Chapitre 17
L’aube commençait doucement à se lever, projetant des pointes de blanc, de rose et de jaune dans le ciel encore bleu nuit qui peinait à sortir de sa torpeur. Idri et Meera, étaient eux bien réveillés. L’adrénaline et la peur qui pulsaient dans leurs veines leur donnait des ailes et leur faisaient oublier leurs pieds écorchés qui couraient sur le chemin édenté de cailloux. Ils étaient l’un derrière l’autre, l’étroitesse du passage les empêchant d’être l’un à côté de l’autre, Idri devant et Meera qui le suivait de près. Idri ne put s’empêcher d’être admiratif devant la résistance physique de Meera qu’il avait pensé beaucoup plus faible. C’était ainsi qu’il s’était toujours imaginé que devait être les jeunes filles de la haute société, bien à l’abri derrière leurs paravents et leurs carrioles. Il était heureux qu’il en fut autrement, sans quoi ils n’en sortiraient pas vivants. Et il était absolument hors de question qu’Idri s’enfuie seul. Ce serait eux deux ou personne.
Les gardes étaient maintenant arrivés sur le passage et s’étaient mis à leur poursuite. Avec leurs souliers et leur meilleure condition physique, ils rattrappaient peu à peu leur retard, mais Idri ne pouvait pas le savoir, car il foncait droit devant pour ne pas perdre de temps (ou ne pas paniquer) en se retournant. Encore quelques mètres avant d’atterrir sur la terre ferme… Ca y est, ils y étaient ! Ils grimpèrent quatre à quatre les marches de l’escalier de pierre menant à la grotte, tels des sauvageons poursuivis par le diable en personne. Idri sentit un souffle passer tout près de sa nuque et vit avec effroi la lance du garde s’écraser contre la paroi à sa droite. Il s’en était fallu d’un cheveu.

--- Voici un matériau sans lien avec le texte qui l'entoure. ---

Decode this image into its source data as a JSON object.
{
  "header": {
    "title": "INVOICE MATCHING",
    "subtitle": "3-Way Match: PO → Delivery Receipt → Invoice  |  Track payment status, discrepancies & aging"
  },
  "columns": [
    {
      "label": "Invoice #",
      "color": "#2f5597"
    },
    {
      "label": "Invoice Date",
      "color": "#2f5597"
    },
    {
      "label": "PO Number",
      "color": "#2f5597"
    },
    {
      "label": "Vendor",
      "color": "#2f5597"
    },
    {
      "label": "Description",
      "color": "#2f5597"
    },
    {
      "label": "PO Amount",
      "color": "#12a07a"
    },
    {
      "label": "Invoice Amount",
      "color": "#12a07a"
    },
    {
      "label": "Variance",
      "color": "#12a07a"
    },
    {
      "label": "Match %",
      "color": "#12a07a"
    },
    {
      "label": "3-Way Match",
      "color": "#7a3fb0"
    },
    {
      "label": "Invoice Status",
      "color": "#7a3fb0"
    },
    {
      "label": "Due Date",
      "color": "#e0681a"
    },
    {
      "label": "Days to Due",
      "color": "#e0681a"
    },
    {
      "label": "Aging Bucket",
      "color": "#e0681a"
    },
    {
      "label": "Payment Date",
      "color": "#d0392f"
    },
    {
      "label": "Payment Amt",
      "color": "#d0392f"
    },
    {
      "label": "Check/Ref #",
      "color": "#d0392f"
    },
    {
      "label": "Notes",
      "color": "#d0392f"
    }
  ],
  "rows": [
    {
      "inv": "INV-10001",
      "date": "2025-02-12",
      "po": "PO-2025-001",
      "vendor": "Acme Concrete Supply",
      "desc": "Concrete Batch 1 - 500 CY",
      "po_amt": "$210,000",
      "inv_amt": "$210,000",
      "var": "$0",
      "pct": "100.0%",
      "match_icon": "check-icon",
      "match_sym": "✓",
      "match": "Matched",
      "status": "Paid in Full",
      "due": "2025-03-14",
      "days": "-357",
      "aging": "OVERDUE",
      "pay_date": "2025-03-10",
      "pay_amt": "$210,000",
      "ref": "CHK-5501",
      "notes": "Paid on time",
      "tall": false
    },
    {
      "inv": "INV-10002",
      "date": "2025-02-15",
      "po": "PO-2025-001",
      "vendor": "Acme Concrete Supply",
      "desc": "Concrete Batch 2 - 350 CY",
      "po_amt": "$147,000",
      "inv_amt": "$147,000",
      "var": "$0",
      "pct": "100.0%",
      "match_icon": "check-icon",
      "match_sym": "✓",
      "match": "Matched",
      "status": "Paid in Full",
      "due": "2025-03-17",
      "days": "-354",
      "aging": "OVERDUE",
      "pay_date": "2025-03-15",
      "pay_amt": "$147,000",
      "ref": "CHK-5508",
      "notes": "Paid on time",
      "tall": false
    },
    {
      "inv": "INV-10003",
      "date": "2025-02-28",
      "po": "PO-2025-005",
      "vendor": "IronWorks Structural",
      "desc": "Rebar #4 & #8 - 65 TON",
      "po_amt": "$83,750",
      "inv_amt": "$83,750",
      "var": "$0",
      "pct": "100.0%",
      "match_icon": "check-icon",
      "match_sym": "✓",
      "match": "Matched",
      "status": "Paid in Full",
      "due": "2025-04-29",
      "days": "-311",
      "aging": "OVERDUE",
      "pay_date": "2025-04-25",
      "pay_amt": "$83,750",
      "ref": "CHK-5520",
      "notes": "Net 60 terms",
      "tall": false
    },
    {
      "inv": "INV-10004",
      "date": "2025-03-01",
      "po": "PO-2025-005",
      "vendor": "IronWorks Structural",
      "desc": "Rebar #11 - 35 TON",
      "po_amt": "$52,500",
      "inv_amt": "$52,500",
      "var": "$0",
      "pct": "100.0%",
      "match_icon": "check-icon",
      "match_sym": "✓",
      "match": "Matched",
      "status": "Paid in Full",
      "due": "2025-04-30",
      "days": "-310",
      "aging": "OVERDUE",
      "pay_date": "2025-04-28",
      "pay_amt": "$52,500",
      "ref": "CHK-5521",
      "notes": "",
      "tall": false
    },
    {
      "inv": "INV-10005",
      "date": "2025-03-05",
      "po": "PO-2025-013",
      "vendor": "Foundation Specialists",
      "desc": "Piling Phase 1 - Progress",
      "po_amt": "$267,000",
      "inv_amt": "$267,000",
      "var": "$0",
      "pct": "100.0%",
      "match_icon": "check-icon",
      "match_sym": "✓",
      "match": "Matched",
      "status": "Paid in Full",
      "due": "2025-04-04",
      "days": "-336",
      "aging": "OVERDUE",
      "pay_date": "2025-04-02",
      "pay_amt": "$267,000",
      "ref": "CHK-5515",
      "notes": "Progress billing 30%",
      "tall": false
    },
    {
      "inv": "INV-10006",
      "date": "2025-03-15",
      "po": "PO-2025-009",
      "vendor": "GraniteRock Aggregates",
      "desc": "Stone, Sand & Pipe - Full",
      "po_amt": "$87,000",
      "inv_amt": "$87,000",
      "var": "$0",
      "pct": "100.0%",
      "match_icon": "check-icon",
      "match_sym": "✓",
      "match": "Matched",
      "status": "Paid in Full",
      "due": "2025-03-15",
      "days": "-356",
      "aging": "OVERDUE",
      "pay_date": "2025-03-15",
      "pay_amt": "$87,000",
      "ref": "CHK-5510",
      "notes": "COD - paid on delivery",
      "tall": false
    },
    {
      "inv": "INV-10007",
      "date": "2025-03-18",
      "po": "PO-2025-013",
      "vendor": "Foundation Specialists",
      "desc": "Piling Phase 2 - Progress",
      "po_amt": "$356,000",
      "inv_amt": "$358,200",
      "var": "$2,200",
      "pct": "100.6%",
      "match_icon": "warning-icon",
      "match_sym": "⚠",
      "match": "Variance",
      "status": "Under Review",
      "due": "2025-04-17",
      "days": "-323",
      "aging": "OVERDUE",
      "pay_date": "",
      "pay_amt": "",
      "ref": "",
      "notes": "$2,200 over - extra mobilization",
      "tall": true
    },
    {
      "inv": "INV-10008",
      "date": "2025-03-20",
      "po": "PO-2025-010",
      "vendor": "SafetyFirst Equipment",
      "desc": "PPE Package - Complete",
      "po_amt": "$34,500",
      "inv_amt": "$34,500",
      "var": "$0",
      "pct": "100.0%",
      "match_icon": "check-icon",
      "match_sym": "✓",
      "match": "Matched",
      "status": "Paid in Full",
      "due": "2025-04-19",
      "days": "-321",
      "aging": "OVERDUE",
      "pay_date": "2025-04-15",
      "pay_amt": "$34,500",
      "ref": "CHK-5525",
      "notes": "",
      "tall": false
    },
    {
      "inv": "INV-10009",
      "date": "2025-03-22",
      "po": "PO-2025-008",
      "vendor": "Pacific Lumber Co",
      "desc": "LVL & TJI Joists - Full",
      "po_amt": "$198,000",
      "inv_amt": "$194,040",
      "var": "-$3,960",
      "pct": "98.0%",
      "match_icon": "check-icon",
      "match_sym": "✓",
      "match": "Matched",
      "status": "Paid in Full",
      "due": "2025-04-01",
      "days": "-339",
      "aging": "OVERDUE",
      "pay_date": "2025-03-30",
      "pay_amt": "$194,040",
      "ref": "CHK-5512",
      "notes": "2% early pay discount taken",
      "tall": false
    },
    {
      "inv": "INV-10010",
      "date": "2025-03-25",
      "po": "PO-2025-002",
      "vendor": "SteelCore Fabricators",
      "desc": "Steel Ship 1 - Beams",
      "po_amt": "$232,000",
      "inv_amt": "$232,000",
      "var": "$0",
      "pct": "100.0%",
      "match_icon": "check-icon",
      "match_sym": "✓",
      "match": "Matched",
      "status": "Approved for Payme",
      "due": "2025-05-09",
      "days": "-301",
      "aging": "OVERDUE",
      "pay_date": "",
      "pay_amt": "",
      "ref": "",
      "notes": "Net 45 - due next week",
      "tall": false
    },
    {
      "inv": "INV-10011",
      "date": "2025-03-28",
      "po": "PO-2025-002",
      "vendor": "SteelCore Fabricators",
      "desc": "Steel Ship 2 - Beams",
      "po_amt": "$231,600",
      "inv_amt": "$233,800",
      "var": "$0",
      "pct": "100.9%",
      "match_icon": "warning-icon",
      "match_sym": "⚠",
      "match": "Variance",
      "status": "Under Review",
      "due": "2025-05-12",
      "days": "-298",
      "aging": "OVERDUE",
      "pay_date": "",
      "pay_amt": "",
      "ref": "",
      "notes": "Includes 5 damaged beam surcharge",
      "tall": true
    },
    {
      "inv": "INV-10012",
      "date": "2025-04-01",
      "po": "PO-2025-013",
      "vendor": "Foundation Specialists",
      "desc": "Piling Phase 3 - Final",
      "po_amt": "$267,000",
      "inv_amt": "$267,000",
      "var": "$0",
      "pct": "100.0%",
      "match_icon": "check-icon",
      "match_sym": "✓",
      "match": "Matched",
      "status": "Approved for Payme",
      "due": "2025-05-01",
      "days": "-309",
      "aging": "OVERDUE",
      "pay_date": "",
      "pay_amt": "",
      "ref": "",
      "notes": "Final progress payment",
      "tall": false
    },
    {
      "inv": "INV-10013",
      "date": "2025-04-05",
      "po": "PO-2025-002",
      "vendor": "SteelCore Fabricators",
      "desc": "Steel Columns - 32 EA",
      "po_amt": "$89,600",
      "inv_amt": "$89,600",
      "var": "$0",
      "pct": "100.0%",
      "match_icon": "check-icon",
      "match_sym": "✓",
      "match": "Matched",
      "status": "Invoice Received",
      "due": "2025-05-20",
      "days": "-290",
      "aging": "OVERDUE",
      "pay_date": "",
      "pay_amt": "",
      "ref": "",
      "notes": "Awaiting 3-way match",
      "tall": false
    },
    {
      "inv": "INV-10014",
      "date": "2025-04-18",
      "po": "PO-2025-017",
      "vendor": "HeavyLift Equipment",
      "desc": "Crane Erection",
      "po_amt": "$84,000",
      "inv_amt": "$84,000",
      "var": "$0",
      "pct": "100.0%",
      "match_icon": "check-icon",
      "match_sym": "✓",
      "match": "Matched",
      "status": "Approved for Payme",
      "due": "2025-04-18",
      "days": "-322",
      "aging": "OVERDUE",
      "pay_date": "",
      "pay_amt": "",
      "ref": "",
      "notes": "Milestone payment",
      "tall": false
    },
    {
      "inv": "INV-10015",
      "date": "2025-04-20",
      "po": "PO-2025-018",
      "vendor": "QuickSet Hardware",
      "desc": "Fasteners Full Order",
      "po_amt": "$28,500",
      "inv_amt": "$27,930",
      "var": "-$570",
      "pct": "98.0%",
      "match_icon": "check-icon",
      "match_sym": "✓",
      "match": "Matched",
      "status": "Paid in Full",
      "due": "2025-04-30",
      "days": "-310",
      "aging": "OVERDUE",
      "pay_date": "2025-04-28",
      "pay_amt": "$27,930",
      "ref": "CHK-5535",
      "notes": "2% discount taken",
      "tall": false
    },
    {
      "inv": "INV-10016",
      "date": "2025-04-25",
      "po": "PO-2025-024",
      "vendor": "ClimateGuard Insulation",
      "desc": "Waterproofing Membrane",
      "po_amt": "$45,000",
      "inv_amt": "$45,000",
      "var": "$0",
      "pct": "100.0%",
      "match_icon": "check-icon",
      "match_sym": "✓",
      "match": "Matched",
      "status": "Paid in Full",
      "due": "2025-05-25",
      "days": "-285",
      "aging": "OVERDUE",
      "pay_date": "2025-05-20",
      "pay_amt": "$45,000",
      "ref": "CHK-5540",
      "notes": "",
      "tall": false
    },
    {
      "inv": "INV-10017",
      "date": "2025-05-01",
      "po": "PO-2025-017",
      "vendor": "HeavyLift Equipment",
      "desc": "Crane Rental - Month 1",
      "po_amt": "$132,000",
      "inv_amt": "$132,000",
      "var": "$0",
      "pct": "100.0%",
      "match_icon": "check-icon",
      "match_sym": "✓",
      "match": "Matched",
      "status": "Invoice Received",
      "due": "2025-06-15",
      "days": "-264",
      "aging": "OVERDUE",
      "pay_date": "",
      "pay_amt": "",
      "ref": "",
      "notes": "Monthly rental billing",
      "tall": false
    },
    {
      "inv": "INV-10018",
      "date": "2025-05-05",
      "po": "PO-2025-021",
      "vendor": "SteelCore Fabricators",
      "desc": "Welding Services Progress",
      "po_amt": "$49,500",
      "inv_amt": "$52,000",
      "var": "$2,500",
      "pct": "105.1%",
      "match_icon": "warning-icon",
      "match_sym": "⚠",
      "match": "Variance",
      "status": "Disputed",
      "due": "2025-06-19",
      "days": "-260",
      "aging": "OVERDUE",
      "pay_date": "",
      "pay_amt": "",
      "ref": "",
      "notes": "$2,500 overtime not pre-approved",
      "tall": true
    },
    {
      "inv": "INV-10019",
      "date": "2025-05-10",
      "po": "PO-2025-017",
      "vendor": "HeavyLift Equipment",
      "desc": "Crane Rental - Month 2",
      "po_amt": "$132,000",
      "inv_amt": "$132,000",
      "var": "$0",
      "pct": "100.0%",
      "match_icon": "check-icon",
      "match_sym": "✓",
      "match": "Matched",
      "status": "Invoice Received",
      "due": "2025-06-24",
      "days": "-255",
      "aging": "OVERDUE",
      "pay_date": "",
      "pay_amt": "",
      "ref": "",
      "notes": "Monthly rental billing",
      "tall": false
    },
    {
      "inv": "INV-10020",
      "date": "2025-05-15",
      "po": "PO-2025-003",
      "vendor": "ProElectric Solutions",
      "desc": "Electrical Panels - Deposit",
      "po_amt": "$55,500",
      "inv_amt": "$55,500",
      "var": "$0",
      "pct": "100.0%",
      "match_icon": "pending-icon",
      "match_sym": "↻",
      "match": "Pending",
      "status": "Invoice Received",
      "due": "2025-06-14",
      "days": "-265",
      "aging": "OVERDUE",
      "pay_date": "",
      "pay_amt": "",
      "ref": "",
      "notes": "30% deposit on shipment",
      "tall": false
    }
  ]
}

Ils se précipitèrent droit dans l’entrée principale de la grotte, espérant que leur dernière chance de s’en sortir vivants ne leur ferait pas défaut. Ils reconnurent aisément la porte secrète qu’ils avaient découverte au petit trou en forme de triangle que Meera avait repéré la première fois. Idri sortit fébrilement la pierre rouge de la bourse, et, oubliant les précautions qu’il avait lui-même précédemment préconisées à Meera, saisit la pierre à pleine main.
¬ Attends! cria Meera, qui elle visiblement s’en souvenait fort bien.
Mais sa voix lui parvint en sourdine, car Idri commenca a ressentir les premiers effets de la pierre rouge. Autant la pierre verte l’avait fait se sentir diminué, faible et privé de ses moyens, autant la pierre rouge avait l’effet inverse: il avait l’impression de s’embraser, se sentant puissant comme il ne l’avait jamais été, et surtout inondé par une colère dévastatrice. Il se sentait en rage contre le monde entier: contre son père qui lui avait caché la vérité toute sa vie, son oncle qui l’avait toujours méprisé comme s’il n’était rien, sa mère qui l’avait abandonné sans considération aucune pour son enfant. Les yeux flamboyants, il se tourna vers Meera, l’oeil mauvais, débordant de colère aussi pour cette fille capricieuse, qui fallait séduire et amadouer alors qu’il n’avait rien demandé, et il lui agrippa violemment le poignet. Alors Meera, Meera qui semblait ne jamais avoir peur de rien, se mit à avoir peur, peur de ce que ce garcon qu’elle croyait si gentil pourrait lui faire. Elle n’osait rien dire, et la panique se lisait dans ses yeux.
Dans un éclair de lucidité, Idri réalisa qu’à cet instant Meera avait peur de lui. Ce n’était pas normal, cette colère n’était pas lui, jamais il ne s’était révolté à ce point. Dans un ultime effort, il décida de combattre la colère qui s’était emparée de lui, lâcha le poignet de Meera et porta à la place sa main sur la Larme Dorée. La magie du pendentif fit aussitot effet, de nouveau, et ramena la paix dans son esprit. Tout cela n’avait duré que quelques secondes, mais la clameur à l’entrée de la grotte leur fit comprendre que les gardes venaient de pénétrer dans le volcan. D’un air entendu, Idri mit immédiatement la pierre rouge dans l’orifice. C’était leur dernière chance, et ils ne savaient pas trop à quoi s’attendre en jouant leur dernière carte sur une vague intuition.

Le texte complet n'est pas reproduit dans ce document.